The economySince the economic downturn began there appears to have been a slight downturn in the passenger transport sector in terms of passenger numbers. The majority of bus and coach companies working in the tourism arena have been reporting lower bookings, although others have said that these have been stable. For the aviation sub-sector, passenger numbers declined 8% in the first 8 months of 2009

Consumers – Coupled with increasing competition, consumer expectations are rising. Quality of service is an important differentiator, particularly when there is little to distinguish between the tangible products.

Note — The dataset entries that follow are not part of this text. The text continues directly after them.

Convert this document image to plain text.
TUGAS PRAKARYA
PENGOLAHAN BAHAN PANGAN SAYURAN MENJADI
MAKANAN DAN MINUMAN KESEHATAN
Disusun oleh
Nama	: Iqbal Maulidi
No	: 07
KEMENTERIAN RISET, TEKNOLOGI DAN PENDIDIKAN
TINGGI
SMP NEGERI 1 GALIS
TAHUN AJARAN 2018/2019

Legislation and regulation – The passenger transport sector is heavily regulated by central and local government and by the EU. The requirement for certain skills may be specified outright in legislation, through contractual obligation, or from the need to meet certain standards of service. There are high security requirements to work in the aviation sub-sector. The Driver Certificate of Professional Competence (CPC) is now in force in the bus and coach sub-sectors, requiring drivers to commit to a certain amount of training every five years in order to keep their licence.

Technological change – Businesses involved in engineering, maintenance and repair are affected as engine technology becomes ever more technologically advanced and becomes more reliant on computers both within the engine itself and for diagnostic purposes.

Environmental/ethical issues – New low-carbon vehicles will benefit companies’ profitability as well as helping the environment. The low-carbon sector is an area of growth and high on the Government’s agenda, so there are likely to be more developments in the sector around this area in the future, particularly as fuel-cell technology improves. Alongside the specific interventions, there is a growing demand for travel planners who can develop and oversee schemes to increase the accessibility and attractiveness of passenger transport. There is also an increased requirement for transport planners to plan systems that enhance the effectiveness of passenger transport operations.

Social/demographics – Over the next 10 years, the UK will host a number of large-scale and prestigious sporting events including: The Olympics (2012), The Commonwealth Games (2014), and The Rugby World Cup (2015). All of these events will require an effective passenger transport system able to cope with much larger numbers of people than normal.